Consistent with the pronouncements made by the new political administration regarding a role for overseas-based Guyanese in the building of the country’s economy, Stabroek Business has been informed that an imminent public/private sector economic forum is likely to see participation from Guyanese in the a diaspora.
Newly elected Chairman of the Private Sector Commission (PSC) Major General (rtd) Norman McLean disclosed during an interview with this newspaper last week that the PSC had begun to work towards the planning and execution of the forum, an undertaking that it had embraced during a recent meeting that had included President David Granger.
While McLean said he was not in a position to provide full details of the planned forum at this time, he said that it was likely that the event could take place in September. The retired Guyana Defence Force Chief of Staff told this newspaper that at the recent meeting with government officials the PSC had been mandated to plan the forum. He said that among the outcomes towards which the forum was working was the creation of “a viable economic plan for Guyana that would see growth in industry, commerce, manufacturing and tourism and the chartering of a course for future economic growth for the country.” He added that going forward the PSC was also aiming to embrace small businesses and to work to secure technology to enhance the acceleration of the country’s manufacturing sector.

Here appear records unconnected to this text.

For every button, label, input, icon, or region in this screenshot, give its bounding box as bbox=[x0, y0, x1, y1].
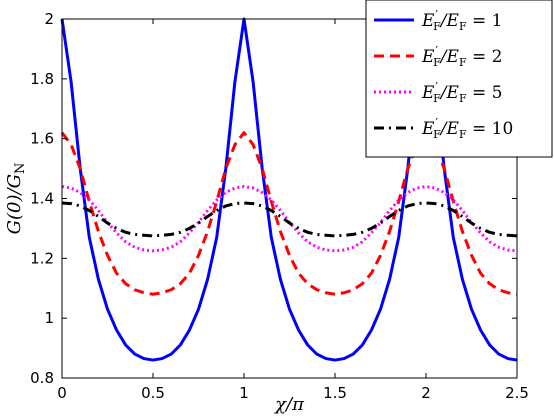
x-axis-label: χ/π bbox=[273, 394, 305, 415]
x-tick-label: 2 bbox=[421, 384, 431, 402]
series-line-2 bbox=[60, 131, 518, 296]
y-axis-label-text: G(0)/GN bbox=[4, 163, 28, 235]
x-tick-label: 1.5 bbox=[323, 384, 347, 402]
y-tick-label: 1.6 bbox=[30, 130, 54, 148]
series-line-4 bbox=[61, 201, 518, 238]
x-tick-label: 2.5 bbox=[505, 384, 529, 402]
y-tick-label: 1.8 bbox=[30, 70, 54, 88]
y-tick-label: 2 bbox=[44, 10, 54, 28]
legend-label-2: E′ F/EF = 2 bbox=[421, 44, 502, 69]
y-axis-label-sub: N bbox=[13, 163, 28, 174]
y-tick-label: 1.2 bbox=[30, 249, 54, 267]
x-tick-label: 0 bbox=[57, 384, 67, 402]
x-tick-label: 0.5 bbox=[141, 384, 165, 402]
legend-label-3: E′ F/EF = 5 bbox=[421, 80, 502, 105]
legend-label-1: E′ F/EF = 1 bbox=[421, 8, 502, 33]
legend-label-4: E′ F/EF = 10 bbox=[421, 116, 513, 141]
x-tick-label: 1 bbox=[239, 384, 249, 402]
legend: E′ F/EF = 1 E′ F/EF = 2 E′ F/EF = 5 E′ F/EF = 1… bbox=[365, 0, 553, 158]
y-tick-label: 1.4 bbox=[30, 190, 54, 208]
y-axis-label-main: G(0)/G bbox=[4, 174, 25, 234]
legend-box bbox=[365, 0, 553, 158]
y-tick-label: 0.8 bbox=[30, 369, 54, 387]
y-tick-label: 1 bbox=[44, 309, 54, 327]
y-axis-label: G(0)/GN bbox=[4, 163, 28, 235]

Against the backdrop of these overall objectives McLean said, the PSC was concerned with the practical ventilation of issues that include local and expatriate investment in the economy as well as government’s support in the execution of critical infrastructural projects.
Mc Lean told Stabroek Business that the PSC was seeking to identify suitably qualified Guyanese to help plan and execute the forum. He named Guyanese academic and university professor Nigel Harris and local businessman Stanley Ming as being among the persons whom the private sector was likely to approach to contribute to the forum.
The planned September forum is likely to be the first high-level public/private sector collaborative initiative since the new administration was elected to office in May this year. During his interview with this newspaper, McLean disclosed that high on the list of the private sector’s current preoccupations was the need to
provide impetus to the country’s power sector. Accordingly, this newspaper understands that the issue of the Amaila Falls hydroelectric project is high on the list of concerns of the private sector. The PSC has formally communicated to government its concern over the desirability of placing the country’s energy requirements high on the list of the public/private sector agenda, he said.
Stabroek Business understands that the new PSC Chairman has already communicated with government on the issue of developing hydropower capacity, urging the administration to give consideration to how other hydropower projects funded by the World Bank in Africa had affected countries like Tanzania, Burundi and Uganda.
Meanwhile, McLean said that the other high priority areas on the public/private sector agenda include the issue of embracing legislative and electoral reform in order to build transparency and respect for the country’s electoral system, pursuing airport expansion, building the Linden to Lethem road, bridging the Corentyne river, security reform and reviewing the country’s taxation policy.
The PSC has already disclosed that another of its high priority concerns is the long overdue development of the Georgetown Port including the deepening of the harbour from what it says is its present “silted state” of 4.2 metres to at least 6.9 metres. In this regard, the idea of a joint public/private sector partnership similar to the arrangement in place at the Ogle International Airport between the Government of Guyana and the local Aircraft Owners Association is being mooted.
And in a private sector briefing document seen by this newspaper, the PSC has declared that the country’s economic potential centres around a number of key economic initiatives including the construction and development of the gold mining investments being undertaken by Guyana Goldfields, Troy Resources and ETK Sandsprings; the development of the hydroelectric potential at Turtuba and Kumerau Falls; consideration of other initiatives aimed at reducing electricity costs in the interim; continued exploitation of bauxite; attracting increased investments in value-added production; improving the performance of the sugar industry to at least 300,000 tonnes per annum and the development of a successful plan for the country’s offshore oil resources.
The PSC Chairman says, meanwhile, that the private sector must articulate strong support for the country’s territorial integrity as part of its advocacy of the aggressive exploration of oil and other resources located within the country’s Exclusive Economic Zone. (EEZ).